NICK EICHER, HOST: Today is Tuesday, December 8th. This is WORLD Radio and we’re so glad you’ve joined us today.
Good morning. I’m Nick Eicher.
MARY REICHARD, HOST: And I’m Mary Reichard. Coming next on The World and Everything in It: the Olasky Interview.
Today, a conversation with author and professor Daniel Chirot.
He was born in France during World War II, and Chirot’s family was able to evade German roundups of Jews. The family arrived in the United States when he was six, and over a 50-year academic career, he’s studied tyrants and their ideas.
EICHER: He wrote a book that was a runner-up for WORLD’s Book of the Year in the category of Accessible History.
It’s titled You Say You Want a Revolution? Radical Idealism and Its Tragic Consequences.
In this excerpt of his conversation with WORLD editor-in-chief Marvin Olasky, Daniel Chirot outlines the stages of political revolution:
MARVIN OLASKY: Let’s start with the common history of people like Lafayette and France, Modesto and Mexico. Kerensky. And Russia, Bakhtiar and Iran. What are these people have in common?
DANIEL CHIROT: Well, they’re liberals. And they were optimistic about the prospects for the revolution, in which they were leaders at first. They underestimated the anger and real rage of some people in their societies that strengthened the far left, and in some cases, of course, extremists on the far right. But they were also in a way naive, they didn’t realize the ruthlessness of the extremists.
OLASKY: So you mentioned four revolutionary stages with let’s say, Russia as an example. Liberal reformist, then idealistic but brutal Leninism, and then even more deadly Stalinism, and then the slide into corruption and loss of fervor. That seems generalizable, it tends to happen all over.

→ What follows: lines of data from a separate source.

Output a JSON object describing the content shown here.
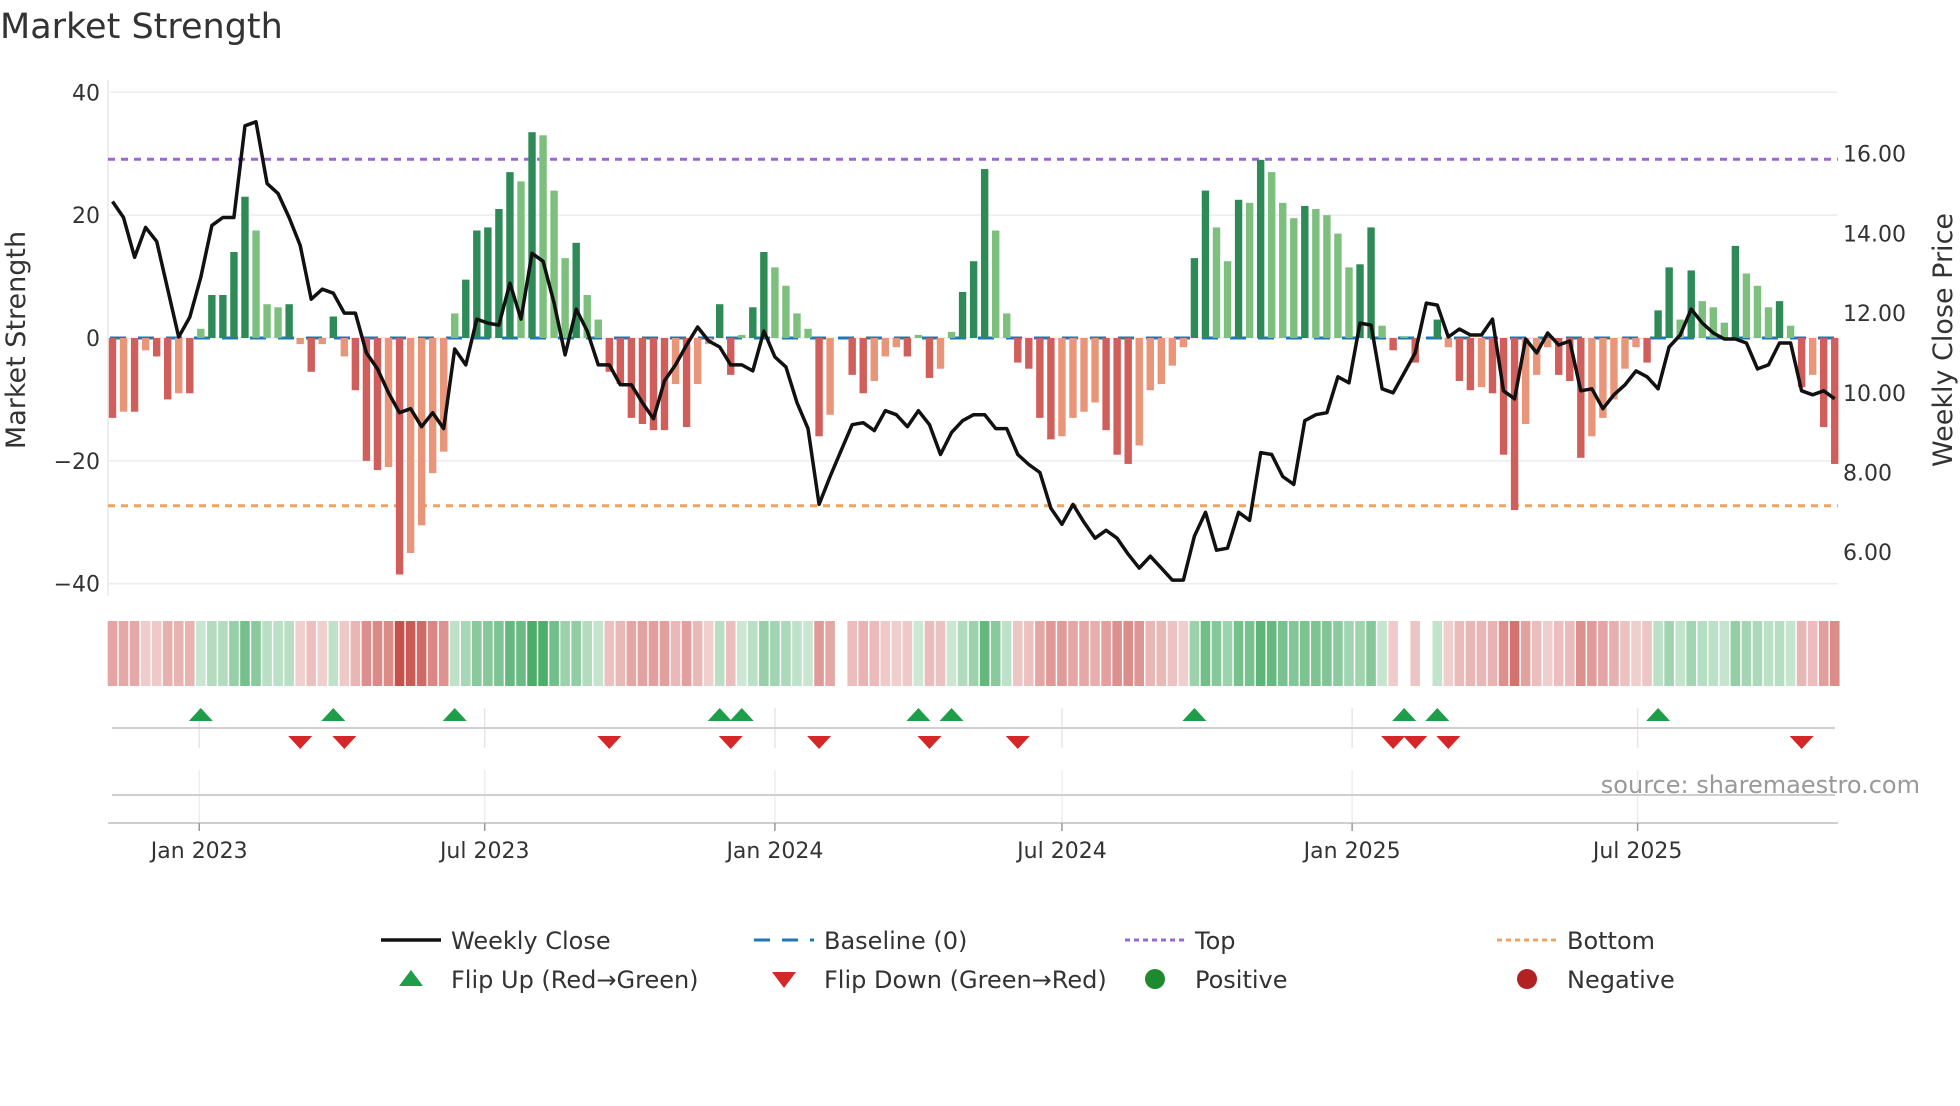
{
  "title": "Market Strength",
  "source": "source: sharemaestro.com",
  "colors": {
    "bar_pos_dark": "#2e8b57",
    "bar_pos_light": "#7dbf7d",
    "bar_neg_dark": "#d05e5b",
    "bar_neg_light": "#e8957a",
    "close": "#111111",
    "baseline": "#1f77b4",
    "top": "#9b66d6",
    "bottom": "#f0a35e",
    "flip_up": "#1f9e4a",
    "flip_down": "#d62728",
    "positive": "#1e8a2e",
    "negative": "#b22222"
  },
  "legend": [
    {
      "label": "Weekly Close",
      "kind": "line",
      "color": "#111111"
    },
    {
      "label": "Baseline (0)",
      "kind": "dash",
      "color": "#1f77b4"
    },
    {
      "label": "Top",
      "kind": "dot",
      "color": "#9b66d6"
    },
    {
      "label": "Bottom",
      "kind": "dot",
      "color": "#f0a35e"
    },
    {
      "label": "Flip Up (Red→Green)",
      "kind": "up",
      "color": "#1f9e4a"
    },
    {
      "label": "Flip Down (Green→Red)",
      "kind": "down",
      "color": "#d62728"
    },
    {
      "label": "Positive",
      "kind": "circle",
      "color": "#1e8a2e"
    },
    {
      "label": "Negative",
      "kind": "circle",
      "color": "#b22222"
    }
  ],
  "chart_data": {
    "type": "bar",
    "title": "Market Strength",
    "ylabel": "Market Strength",
    "y2label": "Weekly Close Price",
    "ylim": [
      -42,
      42
    ],
    "y2lim": [
      4.9,
      17.85
    ],
    "yticks": [
      {
        "v": 40,
        "label": "40"
      },
      {
        "v": 20,
        "label": "20"
      },
      {
        "v": 0,
        "label": "0"
      },
      {
        "v": -20,
        "label": "−20"
      },
      {
        "v": -40,
        "label": "−40"
      }
    ],
    "y2ticks": [
      {
        "v": 16,
        "label": "16.00"
      },
      {
        "v": 14,
        "label": "14.00"
      },
      {
        "v": 12,
        "label": "12.00"
      },
      {
        "v": 10,
        "label": "10.00"
      },
      {
        "v": 8,
        "label": "8.00"
      },
      {
        "v": 6,
        "label": "6.00"
      }
    ],
    "xticks": [
      {
        "date": "2023-01-01",
        "label": "Jan 2023"
      },
      {
        "date": "2023-07-01",
        "label": "Jul 2023"
      },
      {
        "date": "2024-01-01",
        "label": "Jan 2024"
      },
      {
        "date": "2024-07-01",
        "label": "Jul 2024"
      },
      {
        "date": "2025-01-01",
        "label": "Jan 2025"
      },
      {
        "date": "2025-07-01",
        "label": "Jul 2025"
      }
    ],
    "x_start": "2022-11-07",
    "x_step_days": 7,
    "top_level": 29.1,
    "bottom_level": -27.3,
    "strength": [
      -13,
      -12,
      -12,
      -2,
      -3,
      -10,
      -9,
      -9,
      1.5,
      7,
      7,
      14,
      23,
      17.5,
      5.5,
      5,
      5.5,
      -1,
      -5.5,
      -1,
      3.5,
      -3,
      -8.5,
      -20,
      -21.5,
      -21,
      -38.5,
      -35,
      -30.5,
      -22,
      -18.5,
      4,
      9.5,
      17.5,
      18,
      21,
      27,
      25.5,
      33.5,
      33,
      24,
      13,
      15.5,
      7,
      3,
      -5.5,
      -7.5,
      -13,
      -14,
      -15,
      -15,
      -7.5,
      -14.5,
      -7.5,
      -1,
      5.5,
      -6,
      0.5,
      5,
      14,
      11.5,
      8.5,
      4,
      1.5,
      -16,
      -12.5,
      0,
      -6,
      -9,
      -7,
      -3,
      -1.5,
      -3,
      0.5,
      -6.5,
      -5,
      1,
      7.5,
      12.5,
      27.5,
      17.5,
      4,
      -4,
      -5,
      -13,
      -16.5,
      -16,
      -13,
      -12,
      -10.5,
      -15,
      -19,
      -20.5,
      -17.5,
      -8.5,
      -7.5,
      -4.5,
      -1.5,
      13,
      24,
      18,
      12.5,
      22.5,
      22,
      29,
      27,
      22,
      19.5,
      21.5,
      21,
      20,
      17,
      11.5,
      12,
      18,
      2,
      -2,
      0.3,
      -4,
      0,
      3,
      -1.5,
      -7,
      -8.5,
      -8,
      -9,
      -19,
      -28,
      -14,
      -6,
      -1.5,
      -6,
      -7,
      -19.5,
      -16,
      -13,
      -10,
      -5,
      -1.5,
      -4,
      4.5,
      11.5,
      3,
      11,
      6,
      5,
      2.5,
      15,
      10.5,
      8.5,
      5,
      6,
      2,
      -8,
      -6,
      -14.5,
      -20.5
    ],
    "weekly_close": [
      14.8,
      14.4,
      13.4,
      14.15,
      13.8,
      12.6,
      11.4,
      11.9,
      12.9,
      14.2,
      14.4,
      14.4,
      16.7,
      16.8,
      15.25,
      15.0,
      14.4,
      13.7,
      12.35,
      12.6,
      12.5,
      12.0,
      12.0,
      11.0,
      10.6,
      10.0,
      9.5,
      9.6,
      9.15,
      9.5,
      9.1,
      11.1,
      10.7,
      11.85,
      11.75,
      11.7,
      12.75,
      11.85,
      13.5,
      13.3,
      12.25,
      10.95,
      12.1,
      11.55,
      10.7,
      10.7,
      10.2,
      10.2,
      9.75,
      9.35,
      10.3,
      10.7,
      11.2,
      11.65,
      11.3,
      11.15,
      10.7,
      10.7,
      10.55,
      11.55,
      10.9,
      10.65,
      9.75,
      9.1,
      7.2,
      7.9,
      8.55,
      9.2,
      9.25,
      9.05,
      9.55,
      9.45,
      9.15,
      9.55,
      9.2,
      8.45,
      9.0,
      9.3,
      9.45,
      9.45,
      9.1,
      9.1,
      8.45,
      8.2,
      8.0,
      7.1,
      6.7,
      7.2,
      6.75,
      6.35,
      6.55,
      6.35,
      5.95,
      5.6,
      5.9,
      5.6,
      5.3,
      5.3,
      6.4,
      7.0,
      6.05,
      6.1,
      7.0,
      6.8,
      8.5,
      8.45,
      7.9,
      7.7,
      9.3,
      9.45,
      9.5,
      10.4,
      10.25,
      11.75,
      11.7,
      10.1,
      10.0,
      10.5,
      11.0,
      12.25,
      12.2,
      11.4,
      11.6,
      11.45,
      11.45,
      11.85,
      10.05,
      9.85,
      11.35,
      11.0,
      11.5,
      11.2,
      11.3,
      10.05,
      10.1,
      9.6,
      9.95,
      10.2,
      10.55,
      10.4,
      10.1,
      11.15,
      11.45,
      12.1,
      11.75,
      11.5,
      11.35,
      11.35,
      11.25,
      10.6,
      10.7,
      11.25,
      11.25,
      10.05,
      9.95,
      10.05,
      9.85
    ],
    "flip_up_weeks": [
      8,
      20,
      31,
      55,
      57,
      73,
      76,
      98,
      117,
      120,
      140
    ],
    "flip_down_weeks": [
      17,
      21,
      45,
      56,
      64,
      74,
      82,
      116,
      118,
      121,
      153
    ]
  }
}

CHIROT: Yes. The liberal first stage is very promising. But then the extremists take power. And once in power, they try to impose solutions that their societies don’t really want. And so they have the choice of either using greater force, or else abandoning their ideals. And in the cases that you just mentioned, the solution they found was to just impose force. And it’s a disaster for the societies. And eventually, they become more corrupt, and everything falls apart, but it can take a very long time.
OLASKY: So typically, the incompetence of the old regime creates chaos. Moderate liberals are prominent. At first, they don’t grasp the situation, and they fail to quiet discontent. And then things get worse. Is that the typical pattern?
CHIROT: Yes, it is. And, one of the real tragedies is that in all of the major revolutions from the French Revolution, in a sense, even the American Revolution which had a somewhat different outcome, they could have all been avoided, if the regimes in power had been willing to make some concessions.
What happens is that the regimes, the conservative regimes and power, suppress dissent, and who gets suppressed most successfully? Liberals, because they’re out in the open and they get pushed aside. And that allows the more secretive extremists to organize themselves for an eventual takeover of power. So the tragedy is that in every case, moderate reform could have worked, and it’s resisted, and that leads to the tragedy.
OLASKY: So in France, for example, in the 18th century there are big economic problems, then there’s enormous debt. The aristocracy doesn’t budge. And then you seem to have, you almost have fake news developing at that point where, where people start hearing all sorts of rumors and believing them and then that leads to further collapse.
CHIOT: Yes, That’s right. Fake News wasn’t invented in the 21st century. Quite the contrary. It just was disseminated more slowly. In France, really the most responsible people for the revolution were the members of the aristocracy, and of the high church, and they resist a tax reform. And tax reform would have been possible. France was not really that poor country. It was just that the conservative aristocracy, holding on to its privileges, refusing to allow tax reform, ruined the monarchy.
So in Russia, after the attempted revolution that failed in 1905, all sorts of reforms would have been possible, but they were rejected by the Tsar and the people around him. And so when a moment of crisis came, namely World War One, their incompetence and the failure to have enacted reforms before it destroyed the entire system.
So the same thing happened in Italy, when Mussolini took power, it was conservative forces that were afraid of moderate reform who turned to Mussolini, because they thought that he could destroy the left. And he did. But of course, again, with a catastrophic outcome. So and that is a fairly common pattern.
OLASKY: And it seems that both liberals and conservatives repeatedly underestimate the revolutionaries.
CHIROT: Well, it’s because we like to think that other people think like us. That’s a common human failing. And it’s a particular failing, not among those who have the most extreme ideologies, but normal middle of the road, decent people.
I mean, anyone who read what Lenin had to say, understood that he was utterly ruthless. He said, so. So did Hitler. So did the Ayatollah Khomeini, and yet, their supporters, or many of their supporters who are not so extreme, said, “well, that’s just politics. I mean, no one really believes in doing such extreme things.” But they did.
And so I think that’s a common fault. And when we see that in this country. We hear some extremist voices and those who are more in the center say, “No, that’s just, that’s just politics. I mean, we’re all decent people, no one really do anything like that.” But they’re wrong.